Apple Inc. paid $15.3 million worth of divided commissions to underwriters from Goldman Sachs Group Inc. The amount is based on estimation if division will be proportion to the firms' overall contribution.
Goldman Sachs Group Inc. underwrote 64 per cent of Apples Inc.'s sale per the regulatory filing obtained by Bloomberg.
However shares from the agency were decreased from 72 per cent in April 2013. Around that time, Goldman Sachs amassed a grand total of $38.3 million in fees.
Deutsche Bank's underwriters' fee was increased on the other hand, from 1.75 per cent in April 2013. Underwriters from the bank will be receiving an estimated $4.8 million if fees are to be divided proportionately.

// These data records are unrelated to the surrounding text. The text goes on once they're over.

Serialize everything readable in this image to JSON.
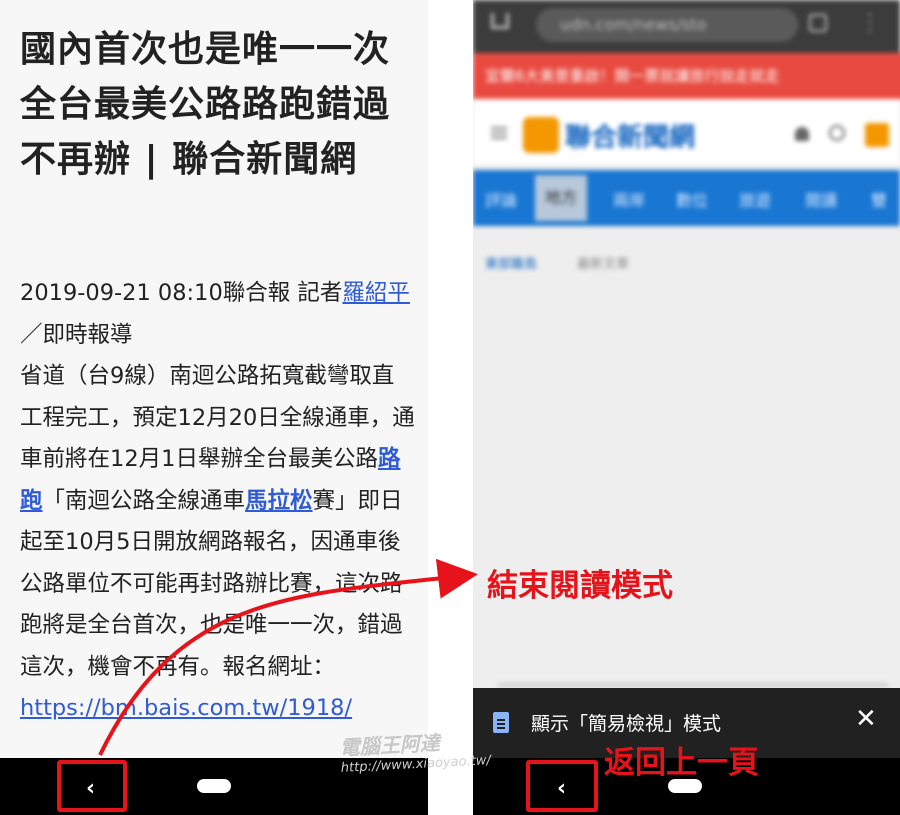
{
  "reader": {
    "title": "國內首次也是唯一一次 全台最美公路路跑錯過不再辦 | 聯合新聞網",
    "date_line": "2019-09-21 08:10聯合報 記者",
    "reporter_link": "羅紹平",
    "report_type": "／即時報導",
    "p1": "省道（台9線）南迴公路拓寬截彎取直工程完工，預定12月20日全線通車，通車前將在12月1日舉辦全台最美公路",
    "link_road_run": "路跑",
    "p2": "「南迴公路全線通車",
    "link_marathon": "馬拉松",
    "p3": "賽」即日起至10月5日開放網路報名，因通車後公路單位不可能再封路辦比賽，這次路跑將是全台首次，也是唯一一次，錯過這次，機會不再有。報名網址：",
    "link_url": "https://bm.bais.com.tw/1918/"
  },
  "browser": {
    "url": "udn.com/news/sto",
    "banner_text": "宜蘭6大美景重啟！開一票就讓旅行說走就走",
    "site_logo": "聯合新聞網",
    "nav_tabs": [
      "評論",
      "地方",
      "兩岸",
      "數位",
      "旅遊",
      "閱讀",
      "雙"
    ],
    "active_tab": "地方",
    "crumb_primary": "東部離島",
    "crumb_secondary": "最新文章"
  },
  "simple_view_bar": {
    "text": "顯示「簡易檢視」模式",
    "close_glyph": "✕"
  },
  "nav": {
    "back_glyph": "‹"
  },
  "annotations": {
    "exit_reader": "結束閱讀模式",
    "go_back": "返回上一頁"
  },
  "watermark": {
    "title": "電腦王阿達",
    "url": "http://www.xiaoyao.tw/"
  },
  "colors": {
    "annotation_red": "#e6141a",
    "link_blue": "#2f5bd6",
    "udn_blue": "#1976d2",
    "udn_orange": "#f39800"
  }
}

Both Goldman Sachs Group Inc. and Deutsche Bank did a record-setting offering in 2013.
Apple Inc. kept its roster of underwriters with Wells Fargo as an addition and dropping Standard Chartered Plc. Other banks were JPMorgan Chase & Co., Bank of America Corp. , Barclays Plc and Citigroup Inc.
In total, the company paid $23.9 million in fees to underwriters in preparation for its $12 billion bond offering for this week. The fee makes up 0.199 per cent of funds obtained as compared to 0.313 per cent obtained from the $17 billion offering in 2013.
According to Bloomberg, the total fees paid by Apple Inc. was only half the average of the 0.461 per cent of what the company paid for investments in US corporate bonds which excluded deals made directly with Apple Inc.
The fees paid for is in lieu of the $12 billion bond offering by which Goldman Sachs and Deutsche Bank managed, according to Bloomberg's resource person (name withheld).
Parts of Apple's 12 billion bonds will go to dividend payments.
Other data from Bloomberg saw that the company had already issued $2 billion of 2.1 percent, five-year securities at a relative yield of 37.5 basis points - losing 50 basis points from what was initially targeted.
Moody's Investors Service is expected to rate the bonds Aa1.
According to further data from Bloomberg, Apple had also sold:
- $1.5 billion of 1.05 percent, three-year debentures to yield 18 basis points more than benchmarks.
- $3 billion of 2.85 percent, seven-year notes at 60 basis points. The $1 billion of 4.45 percent, 30-year bonds paid 100 basis points, down from a range of 115 to 120.